Living and hunting northern Alberta and the Territories we get a lot of cold weather. Coldest I have ever hunted was -55 F. Have hunted quite often at -25 to -35, which is chilly but not unpleasant, but you aren't going to sit in an unheated stand. Even the heater body suit requires auxiliary external heat like a little buddy heater if you are in the blind for more than 2 or 3 hours. -55 on a Skidoo meat hunting caribou north of Yellowknife was definitely pushing it. Not much runs good at that temp, and steel and rubber get quite brittle. There were 8 Skidoos on that trip to make sure we had lots of redundancy. When you are gutting Bou at that temperature you need to either keep your hands in the animal the whole time or use Gortex gloves. At -55, spit freezes in mid air, before it hits the snow, and that is not an exaggeration.

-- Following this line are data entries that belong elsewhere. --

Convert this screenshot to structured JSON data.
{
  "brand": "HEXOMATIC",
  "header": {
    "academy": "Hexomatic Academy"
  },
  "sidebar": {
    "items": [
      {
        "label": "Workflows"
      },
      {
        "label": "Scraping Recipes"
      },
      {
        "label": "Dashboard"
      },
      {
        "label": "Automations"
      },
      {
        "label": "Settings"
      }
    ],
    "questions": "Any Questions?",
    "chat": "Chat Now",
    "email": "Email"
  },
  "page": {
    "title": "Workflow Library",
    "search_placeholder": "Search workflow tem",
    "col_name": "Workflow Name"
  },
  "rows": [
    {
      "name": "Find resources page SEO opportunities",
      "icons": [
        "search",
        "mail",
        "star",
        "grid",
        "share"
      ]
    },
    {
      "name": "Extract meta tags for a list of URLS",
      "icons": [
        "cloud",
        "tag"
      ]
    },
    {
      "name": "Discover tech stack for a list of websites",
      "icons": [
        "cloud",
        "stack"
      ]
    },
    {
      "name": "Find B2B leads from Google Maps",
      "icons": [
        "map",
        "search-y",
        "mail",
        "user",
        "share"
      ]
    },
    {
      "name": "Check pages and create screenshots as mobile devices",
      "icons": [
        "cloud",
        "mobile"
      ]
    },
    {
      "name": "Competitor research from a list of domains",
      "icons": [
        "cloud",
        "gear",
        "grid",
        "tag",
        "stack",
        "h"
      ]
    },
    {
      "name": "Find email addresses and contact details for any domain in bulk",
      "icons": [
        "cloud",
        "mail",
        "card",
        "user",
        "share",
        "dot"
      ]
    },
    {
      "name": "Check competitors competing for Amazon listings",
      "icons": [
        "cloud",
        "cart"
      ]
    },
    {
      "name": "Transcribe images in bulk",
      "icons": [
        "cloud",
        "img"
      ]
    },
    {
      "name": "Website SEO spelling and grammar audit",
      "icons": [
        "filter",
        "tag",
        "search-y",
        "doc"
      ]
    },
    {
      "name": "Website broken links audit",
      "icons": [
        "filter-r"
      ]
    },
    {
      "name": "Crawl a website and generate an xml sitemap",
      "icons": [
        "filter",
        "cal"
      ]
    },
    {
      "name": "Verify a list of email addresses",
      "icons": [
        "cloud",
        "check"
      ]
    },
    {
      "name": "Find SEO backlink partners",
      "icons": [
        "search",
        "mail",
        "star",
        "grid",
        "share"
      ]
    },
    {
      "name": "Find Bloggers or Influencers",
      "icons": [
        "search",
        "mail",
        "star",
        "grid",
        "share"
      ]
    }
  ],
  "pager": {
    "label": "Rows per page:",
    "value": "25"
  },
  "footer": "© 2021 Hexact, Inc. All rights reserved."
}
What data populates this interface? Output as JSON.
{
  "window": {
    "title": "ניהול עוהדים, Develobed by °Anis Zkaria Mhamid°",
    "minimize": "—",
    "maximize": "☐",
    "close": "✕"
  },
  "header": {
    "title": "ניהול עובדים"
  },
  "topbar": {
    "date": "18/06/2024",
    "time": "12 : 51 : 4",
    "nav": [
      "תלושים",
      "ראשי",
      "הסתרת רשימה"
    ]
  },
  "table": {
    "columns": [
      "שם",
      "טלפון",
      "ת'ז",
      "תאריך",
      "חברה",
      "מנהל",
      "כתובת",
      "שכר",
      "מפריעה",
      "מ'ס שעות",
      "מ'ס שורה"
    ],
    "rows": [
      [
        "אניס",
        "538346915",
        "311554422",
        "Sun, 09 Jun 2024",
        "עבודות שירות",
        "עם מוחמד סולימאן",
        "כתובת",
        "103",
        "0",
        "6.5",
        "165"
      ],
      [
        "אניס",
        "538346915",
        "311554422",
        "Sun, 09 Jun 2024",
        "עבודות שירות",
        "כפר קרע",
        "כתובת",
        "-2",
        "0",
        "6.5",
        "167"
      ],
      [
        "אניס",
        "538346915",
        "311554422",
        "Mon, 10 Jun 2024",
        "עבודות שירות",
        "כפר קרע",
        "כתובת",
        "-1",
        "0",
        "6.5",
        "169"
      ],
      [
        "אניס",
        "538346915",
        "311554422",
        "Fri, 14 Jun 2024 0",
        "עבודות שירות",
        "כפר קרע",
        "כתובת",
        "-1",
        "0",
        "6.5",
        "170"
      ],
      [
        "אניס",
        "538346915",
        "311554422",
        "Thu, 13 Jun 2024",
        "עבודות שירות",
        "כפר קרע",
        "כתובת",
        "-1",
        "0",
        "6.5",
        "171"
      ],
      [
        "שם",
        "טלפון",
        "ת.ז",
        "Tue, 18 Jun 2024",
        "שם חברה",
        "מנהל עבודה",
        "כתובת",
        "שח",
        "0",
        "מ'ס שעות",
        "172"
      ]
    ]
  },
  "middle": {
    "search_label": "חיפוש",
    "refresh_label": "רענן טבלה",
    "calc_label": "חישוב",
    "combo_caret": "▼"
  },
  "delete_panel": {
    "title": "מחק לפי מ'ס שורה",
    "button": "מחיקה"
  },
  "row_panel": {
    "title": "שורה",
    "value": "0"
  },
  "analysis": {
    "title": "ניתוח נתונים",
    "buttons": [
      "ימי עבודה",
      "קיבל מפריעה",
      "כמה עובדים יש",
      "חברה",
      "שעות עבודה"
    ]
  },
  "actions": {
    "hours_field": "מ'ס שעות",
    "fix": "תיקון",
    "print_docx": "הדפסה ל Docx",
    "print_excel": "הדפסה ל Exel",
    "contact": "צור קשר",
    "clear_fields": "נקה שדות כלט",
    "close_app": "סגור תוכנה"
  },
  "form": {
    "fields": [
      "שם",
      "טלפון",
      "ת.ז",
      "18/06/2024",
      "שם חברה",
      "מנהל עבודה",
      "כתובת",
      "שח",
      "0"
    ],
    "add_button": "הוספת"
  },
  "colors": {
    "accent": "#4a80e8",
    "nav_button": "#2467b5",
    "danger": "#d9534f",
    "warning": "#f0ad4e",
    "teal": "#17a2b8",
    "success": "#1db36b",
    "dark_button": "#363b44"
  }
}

This is -35 F. At those temps you definitely want synthetic oil in the Quad. Snow is armpit deep as soon as you step out of the tire rut. The red skid plate is a heavy plastic/Nylon that goes all the way to the back, works like a toboggan to keep you from sinking into the deep snow. You can see from all the snow way up in the steering gear that u still have times where the snow is soft enough you are pushing with the front rack. The tires work like paddles.